I’m working on a workflow that identifies “stale” entries – entries that have remained in a certain state for more than 4 hours – and then processes them according to our business needs.
Right now, the logic that determines staleness is inside an activity, which queries the DB for records where created_at <= now() - interval '4 hours'
. We are considering two approaches:
- Let the activity compute “now” internally using datetime.utcnow()

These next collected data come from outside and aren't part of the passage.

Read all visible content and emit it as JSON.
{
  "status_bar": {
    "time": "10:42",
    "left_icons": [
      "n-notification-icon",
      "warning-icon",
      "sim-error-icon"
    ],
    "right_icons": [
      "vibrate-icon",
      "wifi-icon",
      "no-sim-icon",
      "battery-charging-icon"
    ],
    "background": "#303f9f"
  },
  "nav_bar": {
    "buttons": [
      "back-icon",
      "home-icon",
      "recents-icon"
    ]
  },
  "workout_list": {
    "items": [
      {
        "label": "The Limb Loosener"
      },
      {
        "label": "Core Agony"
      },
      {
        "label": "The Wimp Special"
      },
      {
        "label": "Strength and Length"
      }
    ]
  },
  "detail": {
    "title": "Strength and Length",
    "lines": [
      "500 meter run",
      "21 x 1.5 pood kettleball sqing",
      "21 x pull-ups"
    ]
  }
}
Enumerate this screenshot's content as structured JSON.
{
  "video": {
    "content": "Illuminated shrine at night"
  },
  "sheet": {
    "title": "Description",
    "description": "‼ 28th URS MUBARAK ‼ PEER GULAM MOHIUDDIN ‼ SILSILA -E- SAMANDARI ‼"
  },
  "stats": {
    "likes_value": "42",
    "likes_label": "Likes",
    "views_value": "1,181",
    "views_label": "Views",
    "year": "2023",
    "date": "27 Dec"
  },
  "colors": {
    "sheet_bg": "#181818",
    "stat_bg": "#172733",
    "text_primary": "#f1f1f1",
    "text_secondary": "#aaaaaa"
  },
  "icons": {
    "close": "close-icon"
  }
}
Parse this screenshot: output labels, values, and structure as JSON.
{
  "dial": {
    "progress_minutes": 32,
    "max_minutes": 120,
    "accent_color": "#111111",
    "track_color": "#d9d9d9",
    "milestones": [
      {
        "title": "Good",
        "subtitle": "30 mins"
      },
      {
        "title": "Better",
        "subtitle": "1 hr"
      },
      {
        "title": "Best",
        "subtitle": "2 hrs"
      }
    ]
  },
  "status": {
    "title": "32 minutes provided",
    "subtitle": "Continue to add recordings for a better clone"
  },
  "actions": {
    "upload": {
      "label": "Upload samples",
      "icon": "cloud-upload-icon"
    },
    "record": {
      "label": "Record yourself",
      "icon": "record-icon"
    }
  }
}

- Have the workflow determine “now” via
workflow.now()
, then pass it to the activity as an input, so that time-based decisions are tied to the workflow’s controlled view of time
There is an argument for each:
- Option 1 reflects real-world time and ensures that retries of the activity always use the most recent clock otherwise we risk introducing a bug by making the activity work with a timestamp calculated in the workflow and reused across activity retries
- Option 2 gives the workflow full control over the meaning of “now”, which makes workflow retries consistent and allows for deterministic, testable behavior (especially useful with
start_time_skipping
tests)
The clarifications I wish to get are:
- Does the workflow become non-deterministic by calculating a timestamp inside an activity? Or does it stay deterministic because in the end is till executes the same series of activities, regardless of what the activities are internally doing?
- Is it reasonable or recommended practice to pass
workflow.now()
into an activity when time-sensitive decisions like staleness are involved, keeping in mind activity and workflow retries?